Nuclear power was created based on the lie that we would one day be able to solve the problem of the waste it creates. What we have learned over the last 50 years is that there is NO way to truly isolate any part of the Earth from another. That we are all connected to everything else on this planet through countless cycles of energy and water, and carbon, and air. We are in this moment, literally breathing in atoms that were in the breath of lions, and eagles a few months ago. That is how thoroughly everything on Earth is mixed together. To throw radioactive atoms into that mix is immoral. Radiation is antithetical to life. Something else we have learned is just how fragile that life is and how lucky we are to be protected from the radiation that fills most of the universe. You are being asked to take our fragile, protected place in the universe and fill it with deadly radiation. In exchange, you are being offered money, power, and influence.

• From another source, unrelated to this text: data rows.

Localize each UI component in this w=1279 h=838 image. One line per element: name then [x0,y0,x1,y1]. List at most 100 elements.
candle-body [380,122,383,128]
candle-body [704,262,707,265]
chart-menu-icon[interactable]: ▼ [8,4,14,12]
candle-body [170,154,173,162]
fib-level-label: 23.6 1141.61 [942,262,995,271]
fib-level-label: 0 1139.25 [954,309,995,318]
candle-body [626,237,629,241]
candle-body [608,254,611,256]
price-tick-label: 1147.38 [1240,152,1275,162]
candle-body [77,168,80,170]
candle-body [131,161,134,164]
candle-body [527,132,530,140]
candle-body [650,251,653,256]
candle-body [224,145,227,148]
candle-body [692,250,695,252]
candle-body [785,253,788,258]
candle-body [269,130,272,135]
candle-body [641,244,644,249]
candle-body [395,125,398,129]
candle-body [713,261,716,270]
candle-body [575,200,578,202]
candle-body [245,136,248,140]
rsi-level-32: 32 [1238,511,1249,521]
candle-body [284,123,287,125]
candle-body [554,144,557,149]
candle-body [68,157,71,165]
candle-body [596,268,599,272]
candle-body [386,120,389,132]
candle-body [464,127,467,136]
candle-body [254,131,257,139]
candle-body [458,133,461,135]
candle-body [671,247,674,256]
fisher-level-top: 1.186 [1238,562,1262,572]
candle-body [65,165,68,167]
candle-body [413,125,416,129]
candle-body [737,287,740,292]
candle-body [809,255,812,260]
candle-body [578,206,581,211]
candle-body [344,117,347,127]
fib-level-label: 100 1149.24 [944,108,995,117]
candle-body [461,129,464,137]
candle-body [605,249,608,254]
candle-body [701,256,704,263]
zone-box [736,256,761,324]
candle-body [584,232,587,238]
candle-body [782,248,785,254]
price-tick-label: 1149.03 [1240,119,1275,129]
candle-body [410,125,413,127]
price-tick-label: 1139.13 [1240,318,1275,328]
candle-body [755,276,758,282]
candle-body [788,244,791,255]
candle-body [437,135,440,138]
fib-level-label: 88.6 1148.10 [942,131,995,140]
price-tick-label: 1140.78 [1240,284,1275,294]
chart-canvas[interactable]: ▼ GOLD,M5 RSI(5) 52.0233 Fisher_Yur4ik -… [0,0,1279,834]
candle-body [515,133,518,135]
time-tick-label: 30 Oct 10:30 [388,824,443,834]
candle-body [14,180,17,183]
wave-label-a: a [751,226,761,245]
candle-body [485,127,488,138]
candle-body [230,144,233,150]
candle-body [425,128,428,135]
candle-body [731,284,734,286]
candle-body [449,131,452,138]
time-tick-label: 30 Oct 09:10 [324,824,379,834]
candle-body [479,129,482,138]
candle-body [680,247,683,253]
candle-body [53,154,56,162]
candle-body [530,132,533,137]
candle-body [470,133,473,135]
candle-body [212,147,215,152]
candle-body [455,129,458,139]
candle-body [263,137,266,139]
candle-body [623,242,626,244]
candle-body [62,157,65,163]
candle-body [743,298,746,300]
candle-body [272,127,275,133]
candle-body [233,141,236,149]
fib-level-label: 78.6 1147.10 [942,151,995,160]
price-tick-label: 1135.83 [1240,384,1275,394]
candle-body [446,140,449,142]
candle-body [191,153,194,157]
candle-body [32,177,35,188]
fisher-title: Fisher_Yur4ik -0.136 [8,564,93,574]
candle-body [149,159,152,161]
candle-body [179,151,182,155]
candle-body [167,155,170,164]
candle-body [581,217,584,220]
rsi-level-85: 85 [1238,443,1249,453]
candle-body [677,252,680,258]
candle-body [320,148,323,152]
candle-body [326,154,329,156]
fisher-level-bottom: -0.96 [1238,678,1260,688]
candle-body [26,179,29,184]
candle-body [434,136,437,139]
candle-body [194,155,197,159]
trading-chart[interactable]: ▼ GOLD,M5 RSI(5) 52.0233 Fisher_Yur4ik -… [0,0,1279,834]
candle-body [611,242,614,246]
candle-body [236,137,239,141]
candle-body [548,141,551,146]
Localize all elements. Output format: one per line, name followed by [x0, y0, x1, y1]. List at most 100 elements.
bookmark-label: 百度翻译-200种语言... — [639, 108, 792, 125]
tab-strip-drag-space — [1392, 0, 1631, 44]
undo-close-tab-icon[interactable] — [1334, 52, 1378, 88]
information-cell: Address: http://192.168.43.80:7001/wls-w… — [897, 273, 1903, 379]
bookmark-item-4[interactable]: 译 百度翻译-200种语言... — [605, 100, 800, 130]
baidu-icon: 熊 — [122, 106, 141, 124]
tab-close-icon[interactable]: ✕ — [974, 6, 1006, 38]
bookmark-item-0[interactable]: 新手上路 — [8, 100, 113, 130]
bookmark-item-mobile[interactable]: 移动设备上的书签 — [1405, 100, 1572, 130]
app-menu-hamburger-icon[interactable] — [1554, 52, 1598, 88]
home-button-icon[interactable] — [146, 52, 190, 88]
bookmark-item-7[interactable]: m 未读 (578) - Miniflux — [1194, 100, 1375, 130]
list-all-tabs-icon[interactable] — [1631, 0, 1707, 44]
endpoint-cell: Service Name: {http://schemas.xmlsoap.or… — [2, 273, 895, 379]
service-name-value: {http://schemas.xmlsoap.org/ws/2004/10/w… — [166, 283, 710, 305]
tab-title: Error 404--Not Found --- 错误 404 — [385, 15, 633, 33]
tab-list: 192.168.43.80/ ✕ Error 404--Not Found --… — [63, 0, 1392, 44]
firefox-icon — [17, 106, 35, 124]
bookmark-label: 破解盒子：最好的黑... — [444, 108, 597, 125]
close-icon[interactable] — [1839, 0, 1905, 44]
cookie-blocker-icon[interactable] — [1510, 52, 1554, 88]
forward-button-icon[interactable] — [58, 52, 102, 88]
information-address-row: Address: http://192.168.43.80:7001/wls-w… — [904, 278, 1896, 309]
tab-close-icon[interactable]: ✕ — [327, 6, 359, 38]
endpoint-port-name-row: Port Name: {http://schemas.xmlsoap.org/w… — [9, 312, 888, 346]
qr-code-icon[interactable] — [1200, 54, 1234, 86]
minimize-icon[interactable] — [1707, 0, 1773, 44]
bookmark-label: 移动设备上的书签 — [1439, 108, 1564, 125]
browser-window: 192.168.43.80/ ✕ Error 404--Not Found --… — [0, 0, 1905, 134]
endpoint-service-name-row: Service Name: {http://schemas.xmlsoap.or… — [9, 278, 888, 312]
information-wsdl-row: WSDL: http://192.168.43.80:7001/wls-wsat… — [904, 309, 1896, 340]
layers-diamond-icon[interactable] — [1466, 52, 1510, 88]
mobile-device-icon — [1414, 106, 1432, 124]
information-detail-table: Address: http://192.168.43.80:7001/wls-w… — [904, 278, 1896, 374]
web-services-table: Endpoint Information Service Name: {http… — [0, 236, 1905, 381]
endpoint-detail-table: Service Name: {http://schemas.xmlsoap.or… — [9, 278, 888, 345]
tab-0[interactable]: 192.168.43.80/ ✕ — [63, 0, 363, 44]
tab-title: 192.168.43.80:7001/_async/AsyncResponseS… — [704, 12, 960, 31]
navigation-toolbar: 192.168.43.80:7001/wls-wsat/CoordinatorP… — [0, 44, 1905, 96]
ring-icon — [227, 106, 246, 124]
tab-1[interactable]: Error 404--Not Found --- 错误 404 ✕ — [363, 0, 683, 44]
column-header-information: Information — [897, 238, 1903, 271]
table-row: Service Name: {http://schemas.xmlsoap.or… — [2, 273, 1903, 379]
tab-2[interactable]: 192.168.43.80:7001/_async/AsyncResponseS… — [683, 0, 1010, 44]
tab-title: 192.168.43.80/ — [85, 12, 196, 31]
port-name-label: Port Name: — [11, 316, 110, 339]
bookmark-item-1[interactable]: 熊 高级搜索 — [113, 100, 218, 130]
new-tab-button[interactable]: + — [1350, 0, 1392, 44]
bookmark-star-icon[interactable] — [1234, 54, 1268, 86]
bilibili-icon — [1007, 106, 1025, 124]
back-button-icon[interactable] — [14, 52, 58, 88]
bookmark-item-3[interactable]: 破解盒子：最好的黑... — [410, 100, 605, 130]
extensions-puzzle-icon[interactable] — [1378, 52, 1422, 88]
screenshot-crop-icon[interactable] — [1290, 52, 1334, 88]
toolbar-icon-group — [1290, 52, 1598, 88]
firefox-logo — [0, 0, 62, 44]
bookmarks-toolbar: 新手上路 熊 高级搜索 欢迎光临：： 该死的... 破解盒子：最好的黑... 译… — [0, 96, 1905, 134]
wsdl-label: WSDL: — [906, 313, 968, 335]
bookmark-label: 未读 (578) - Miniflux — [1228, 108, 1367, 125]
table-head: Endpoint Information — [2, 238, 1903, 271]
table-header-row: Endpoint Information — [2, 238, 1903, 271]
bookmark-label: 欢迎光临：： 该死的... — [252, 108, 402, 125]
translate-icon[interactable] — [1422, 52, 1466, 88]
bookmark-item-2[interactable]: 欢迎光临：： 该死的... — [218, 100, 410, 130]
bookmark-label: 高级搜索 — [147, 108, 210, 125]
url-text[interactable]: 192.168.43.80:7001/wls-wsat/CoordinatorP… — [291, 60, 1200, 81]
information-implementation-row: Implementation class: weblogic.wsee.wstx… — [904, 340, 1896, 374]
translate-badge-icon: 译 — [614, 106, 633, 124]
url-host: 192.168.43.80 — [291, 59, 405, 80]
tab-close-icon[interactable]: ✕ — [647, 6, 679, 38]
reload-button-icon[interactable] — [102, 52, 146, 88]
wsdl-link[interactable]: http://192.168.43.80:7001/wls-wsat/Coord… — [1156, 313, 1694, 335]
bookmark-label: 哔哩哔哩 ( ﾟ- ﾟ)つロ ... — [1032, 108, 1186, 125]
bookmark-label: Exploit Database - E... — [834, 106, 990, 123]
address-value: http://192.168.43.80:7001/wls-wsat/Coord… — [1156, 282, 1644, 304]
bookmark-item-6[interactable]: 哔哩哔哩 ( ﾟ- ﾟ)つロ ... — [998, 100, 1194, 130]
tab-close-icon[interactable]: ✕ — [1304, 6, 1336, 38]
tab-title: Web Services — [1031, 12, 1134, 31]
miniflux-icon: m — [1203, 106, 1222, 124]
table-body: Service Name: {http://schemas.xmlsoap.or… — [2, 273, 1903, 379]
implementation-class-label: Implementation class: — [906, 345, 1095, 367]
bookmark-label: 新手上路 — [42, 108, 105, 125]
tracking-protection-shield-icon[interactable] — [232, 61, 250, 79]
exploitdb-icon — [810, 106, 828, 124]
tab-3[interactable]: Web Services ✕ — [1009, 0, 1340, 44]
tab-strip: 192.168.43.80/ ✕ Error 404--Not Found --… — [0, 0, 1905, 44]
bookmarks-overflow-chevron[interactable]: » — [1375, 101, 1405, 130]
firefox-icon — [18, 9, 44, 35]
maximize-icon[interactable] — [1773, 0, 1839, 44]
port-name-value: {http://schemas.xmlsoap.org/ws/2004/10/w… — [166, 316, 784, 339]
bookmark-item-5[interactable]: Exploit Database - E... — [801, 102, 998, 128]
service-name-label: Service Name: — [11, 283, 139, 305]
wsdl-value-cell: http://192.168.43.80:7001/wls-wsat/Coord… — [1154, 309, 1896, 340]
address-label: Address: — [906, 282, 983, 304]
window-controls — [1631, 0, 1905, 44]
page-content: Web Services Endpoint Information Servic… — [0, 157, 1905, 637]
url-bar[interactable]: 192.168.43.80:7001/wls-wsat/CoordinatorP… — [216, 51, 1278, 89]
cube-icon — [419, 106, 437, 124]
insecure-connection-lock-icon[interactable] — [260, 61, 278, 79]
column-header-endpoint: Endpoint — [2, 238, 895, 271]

This is that moral decision that you've always been told you would have to make someday. We know how the amoral corporation First Energy wants you to vote. They've spent millions trumpeting their point of view over every kind of media there is. But the truth doesn't need to be shouted at you over and over. The truth speaks for itself, and the truth is this bill is evil and you were put here to protect future generations, not sacrifice them for your own short term gain. Do your job as a legislator, not as an employee of First Energy, choose an energy future for Ohio that is clean, sustainable and benefits all Ohioans, those that pay electric bills today, and those yet to be born.
Take time to make this decision. Travel to Germany and other places in the world where wind and sun are creating a truly clean, Green future. Find out for yourself how practical it is. Don't let First Energy shove this evil policy on the people of Ohio.